ANSWER: One method which can be used to get a good approximation of k is to use the 'Elbow Curve Method'. In this method the following steps are performed -

1. Choose a range of k values, say from 1-10.
2. For each of the k values, perform K-means clustering and calculate the average of the squared distances from the cluster centroids of the respective clusters for all the data points.
3. For each value of k, plot the distance calculated. 
4. The plot obtained will have a curve that looks like an elbow, from where, the distance value suddenly falls flat for increasing values of k.
5. The elbow point of k is chosen to be the optimal k for the given dataset.

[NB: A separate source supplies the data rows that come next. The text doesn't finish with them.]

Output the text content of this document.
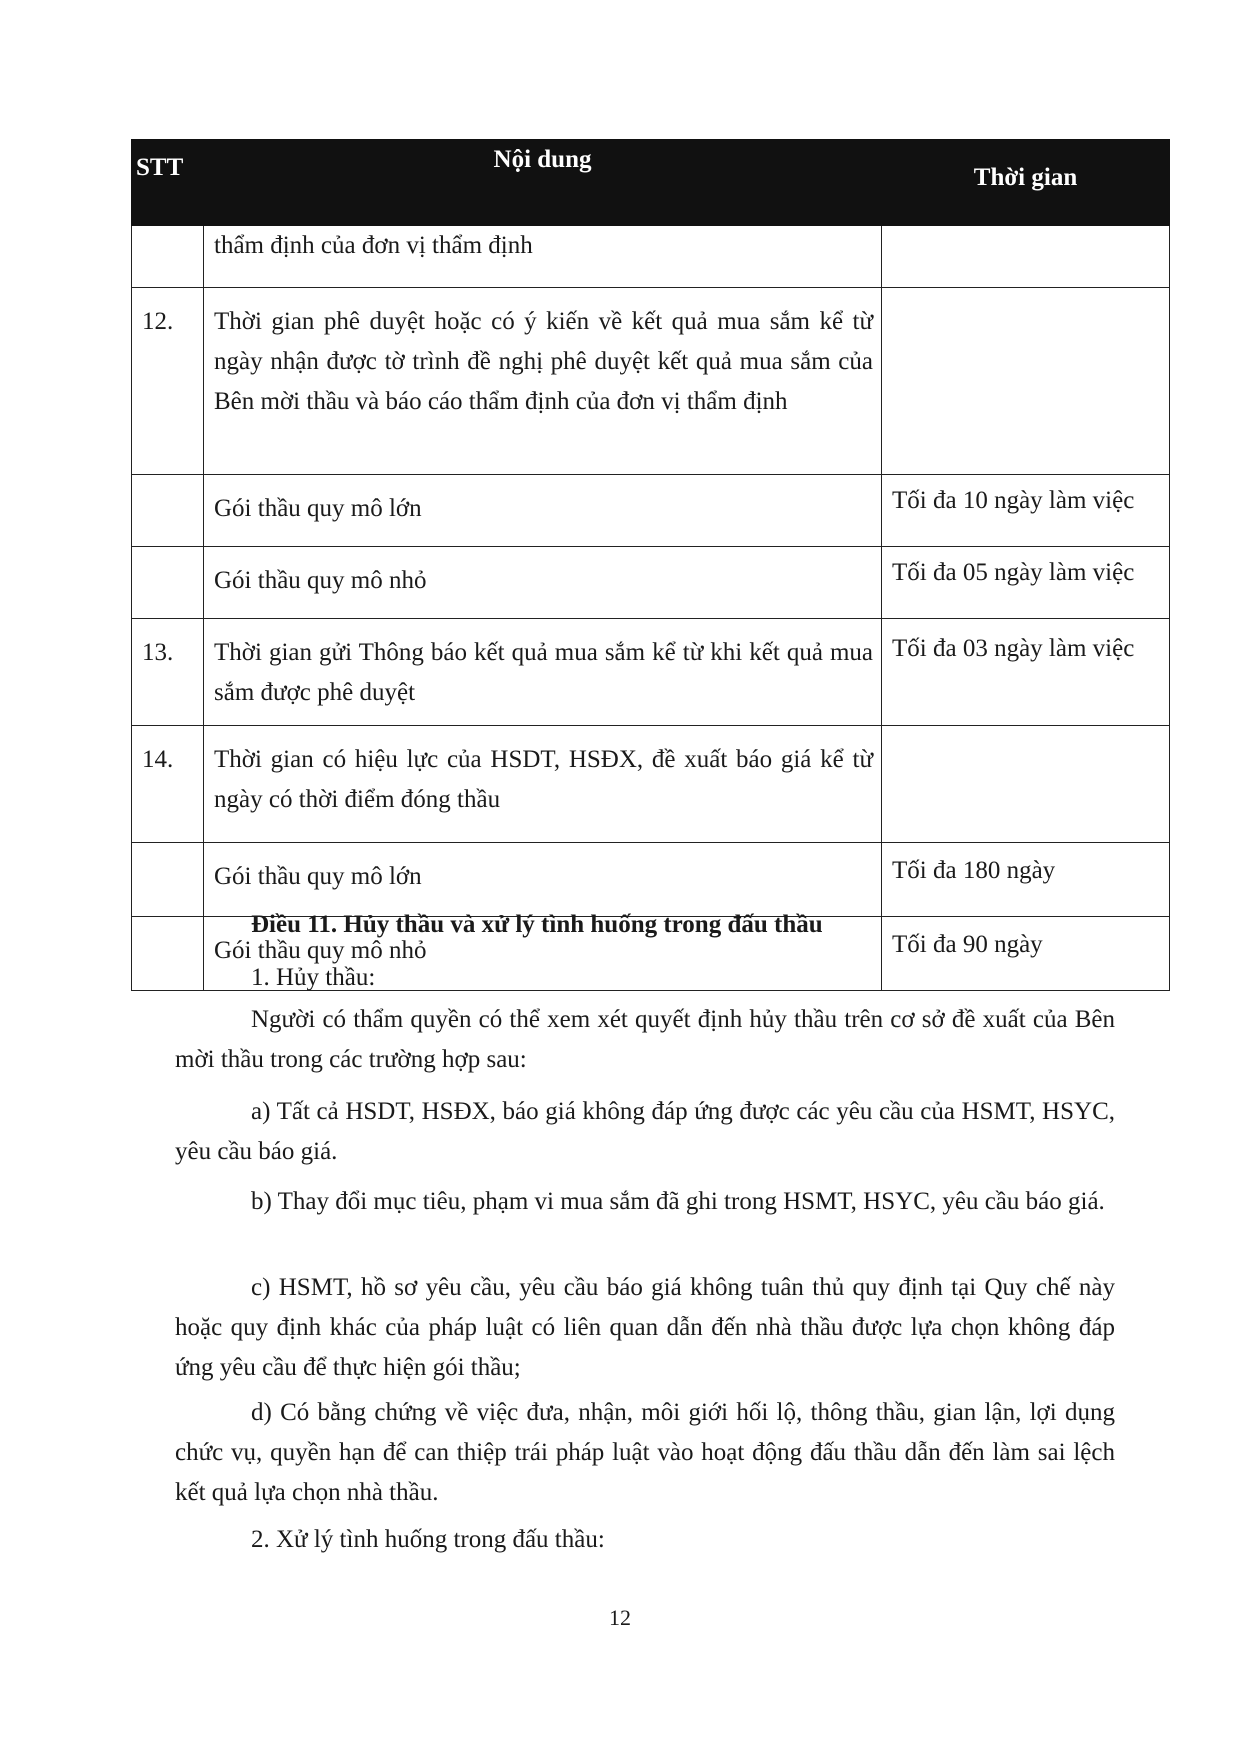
STT	Nội dung	Thời gian
	thẩm định của đơn vị thẩm định	
12.	Thời gian phê duyệt hoặc có ý kiến về kết quả mua sắm kể từ ngày nhận được tờ trình đề nghị phê duyệt kết quả mua sắm của Bên mời thầu và báo cáo thẩm định của đơn vị thẩm định	
	Gói thầu quy mô lớn	Tối đa 10 ngày làm việc
	Gói thầu quy mô nhỏ	Tối đa 05 ngày làm việc
13.	Thời gian gửi Thông báo kết quả mua sắm kể từ khi kết quả mua sắm được phê duyệt	Tối đa 03 ngày làm việc
14.	Thời gian có hiệu lực của HSDT, HSĐX, đề xuất báo giá kể từ ngày có thời điểm đóng thầu	
	Gói thầu quy mô lớn	Tối đa 180 ngày
	Gói thầu quy mô nhỏ	Tối đa 90 ngày
Điều 11. Hủy thầu và xử lý tình huống trong đấu thầu

1. Hủy thầu:

Người có thẩm quyền có thể xem xét quyết định hủy thầu trên cơ sở đề xuất của Bên mời thầu trong các trường hợp sau:

a) Tất cả HSDT, HSĐX, báo giá không đáp ứng được các yêu cầu của HSMT, HSYC, yêu cầu báo giá.

b) Thay đổi mục tiêu, phạm vi mua sắm đã ghi trong HSMT, HSYC, yêu cầu báo giá.

c) HSMT, hồ sơ yêu cầu, yêu cầu báo giá không tuân thủ quy định tại Quy chế này hoặc quy định khác của pháp luật có liên quan dẫn đến nhà thầu được lựa chọn không đáp ứng yêu cầu để thực hiện gói thầu;

d) Có bằng chứng về việc đưa, nhận, môi giới hối lộ, thông thầu, gian lận, lợi dụng chức vụ, quyền hạn để can thiệp trái pháp luật vào hoạt động đấu thầu dẫn đến làm sai lệch kết quả lựa chọn nhà thầu.

2. Xử lý tình huống trong đấu thầu:

12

**Question 4.2:** In this assignment, the initial centroids are given. The K-Means clustering output depends on the initial seeds. Therefore, different random seed selection would lead to different clustering outcomes. Describe a seed selection method that can lead to better K-Means clustering. (5 points)

ANSWER: There are many ways to initialize the centroids of the clusters in k-means clustering. One of the method that can lead to better k-means clustering is 'k-means++' or 'KMPP'. In this method, the first centre is chosen randomly from the given dataset. Then, the second centre is also chosen randomly from the dataset, but, the probability of selection of the datapoint is proportional to the euclidian distance of it to that of the 1st centre. Then, the third centre is again chosen randomly with the probability of selection proportional to the euclidian distance of the data point to the nearest of the previous two centres. Similarly, in the same way, subsequent centres can be calculated. This way, the k centres for the clusters can be initialized.